El aguacate se ha convertido en un elemento indispensable en las cocinas de Estados Unidos, presente en todo tipo de preparaciones, desde ensaladas y tostadas hasta salsas y mucho más. Sin embargo, pocos son conscientes de la estrecha relación que existe entre Estados Unidos y México a través del comercio de este apreciado fruto. En este artículo exploramos los procesos técnicos y legales que hacen posible el intercambio de aguacate entre ambos países, así como los mecanismos que permiten que su flujo a través de la frontera se mantenga constante.
Estados Unidos es el mayor consumidor de aguacate en el mundo, mientras que México es, por mucho, el principal productor. Más del 80% de los aguacates consumidos en territorio estadounidense son importados desde México, en gran parte gracias a acuerdos comerciales como el Tratado de Libre Comercio de América del Norte (TLCAN) y su sucesor, el Tratado entre México, Estados Unidos y Canadá (T-MEC), que han facilitado el comercio transfronterizo.

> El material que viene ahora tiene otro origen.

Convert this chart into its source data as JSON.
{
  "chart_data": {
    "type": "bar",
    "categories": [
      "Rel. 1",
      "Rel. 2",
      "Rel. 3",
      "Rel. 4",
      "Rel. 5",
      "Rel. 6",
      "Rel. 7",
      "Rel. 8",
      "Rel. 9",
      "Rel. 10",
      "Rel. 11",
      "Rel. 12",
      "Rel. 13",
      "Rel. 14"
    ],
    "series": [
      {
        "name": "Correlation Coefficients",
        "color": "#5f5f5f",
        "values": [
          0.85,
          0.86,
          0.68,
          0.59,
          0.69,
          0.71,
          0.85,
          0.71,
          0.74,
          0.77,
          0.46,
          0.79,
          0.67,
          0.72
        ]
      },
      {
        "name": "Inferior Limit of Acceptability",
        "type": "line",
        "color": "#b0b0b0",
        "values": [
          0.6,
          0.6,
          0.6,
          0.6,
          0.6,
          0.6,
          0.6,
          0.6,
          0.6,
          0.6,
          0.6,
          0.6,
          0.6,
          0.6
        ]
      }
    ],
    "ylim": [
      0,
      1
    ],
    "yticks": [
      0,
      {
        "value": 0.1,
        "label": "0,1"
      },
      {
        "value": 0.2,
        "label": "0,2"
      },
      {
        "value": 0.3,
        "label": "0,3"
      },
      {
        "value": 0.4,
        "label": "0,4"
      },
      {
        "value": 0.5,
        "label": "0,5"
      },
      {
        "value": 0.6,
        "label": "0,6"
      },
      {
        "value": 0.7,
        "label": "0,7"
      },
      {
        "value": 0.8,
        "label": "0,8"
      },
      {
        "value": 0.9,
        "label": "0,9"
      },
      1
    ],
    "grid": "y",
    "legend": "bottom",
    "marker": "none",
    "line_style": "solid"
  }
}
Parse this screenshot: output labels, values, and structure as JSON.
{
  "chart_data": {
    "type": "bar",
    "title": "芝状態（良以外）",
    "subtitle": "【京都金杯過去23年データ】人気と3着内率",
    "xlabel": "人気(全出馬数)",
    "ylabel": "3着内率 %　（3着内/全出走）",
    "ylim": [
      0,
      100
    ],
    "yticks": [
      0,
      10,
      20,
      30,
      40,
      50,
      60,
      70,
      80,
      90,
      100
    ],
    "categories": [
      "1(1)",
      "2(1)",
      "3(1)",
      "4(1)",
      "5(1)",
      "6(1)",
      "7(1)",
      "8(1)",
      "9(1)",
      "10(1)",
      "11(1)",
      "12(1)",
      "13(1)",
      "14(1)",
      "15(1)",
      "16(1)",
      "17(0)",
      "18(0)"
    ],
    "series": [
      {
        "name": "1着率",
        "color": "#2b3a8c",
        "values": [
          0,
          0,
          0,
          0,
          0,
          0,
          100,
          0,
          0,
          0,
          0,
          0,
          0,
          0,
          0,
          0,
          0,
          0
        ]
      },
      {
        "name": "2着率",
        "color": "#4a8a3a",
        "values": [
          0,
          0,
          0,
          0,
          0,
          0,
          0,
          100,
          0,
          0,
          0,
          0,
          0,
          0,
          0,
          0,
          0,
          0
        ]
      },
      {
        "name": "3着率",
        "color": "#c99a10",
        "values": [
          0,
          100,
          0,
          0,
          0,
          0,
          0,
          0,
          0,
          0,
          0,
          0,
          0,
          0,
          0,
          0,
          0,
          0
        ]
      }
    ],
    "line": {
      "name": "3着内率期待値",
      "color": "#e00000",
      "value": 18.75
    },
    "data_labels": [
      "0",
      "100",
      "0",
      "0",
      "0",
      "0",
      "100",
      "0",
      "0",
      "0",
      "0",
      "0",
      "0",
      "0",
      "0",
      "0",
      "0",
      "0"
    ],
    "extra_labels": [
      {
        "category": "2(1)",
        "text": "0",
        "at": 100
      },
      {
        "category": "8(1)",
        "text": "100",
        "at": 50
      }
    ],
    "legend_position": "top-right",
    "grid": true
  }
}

El comercio del aguacate es una industria multimillonaria que genera miles de empleos en ambos países: desde productores y empacadores en México, hasta distribuidores, minoristas y trabajadores del sector restaurantero en Estados Unidos. Para los productores mexicanos, el mercado estadounidense representa una fuente de ingresos fundamental, impulsando las economías locales en regiones como Michoacán, principal estado productor de aguacate.
Para que los aguacates mexicanos puedan ingresar al mercado estadounidense, deben cumplir con estrictos requisitos técnicos y legales. El proceso comienza con la certificación por parte del Departamento de Agricultura de los Estados Unidos (USDA) y la Secretaría de Agricultura y Desarrollo Rural (SADER) en México. Huertos, empacadoras y exportadores deben cumplir con normas fitosanitarias que garanticen que el fruto esté libre de plagas y enfermedades, asegurando así la calidad que los consumidores esperan.
Inspectores estadounidenses se encuentran establecidos en México para supervisar los procesos de cosecha y empaque. Cada envío va acompañado de documentación oficial que acredita el cumplimiento de los estándares requeridos. Al llegar a la frontera, los cargamentos son sometidos a inspecciones adicionales y deben cumplir con los protocolos de la Oficina de Aduanas y Protección Fronteriza de Estados Unidos (CBP). El T-MEC proporciona el marco legal que regula este intercambio, garantizando prácticas comerciales justas y mecanismos para la resolución de disputas.
La coordinación estrecha entre autoridades de ambos países, así como entre los distintos actores de la industria, permite que el comercio se mantenga eficiente y en cumplimiento con la normativa vigente. La actualización constante de protocolos y la comunicación transparente son clave para adaptarse a nuevos retos y asegurar un suministro continuo de aguacate.
Más allá de ser únicamente una actividad comercial, el comercio del aguacate representa un vínculo esencial entre dos países vecinos. Cada vez que los consumidores disfrutan de guacamole o tostadas con aguacate, forman parte de una historia de comercio internacional, oportunidades económicas y cooperación transfronteriza, enriquecida por cultura y sabor.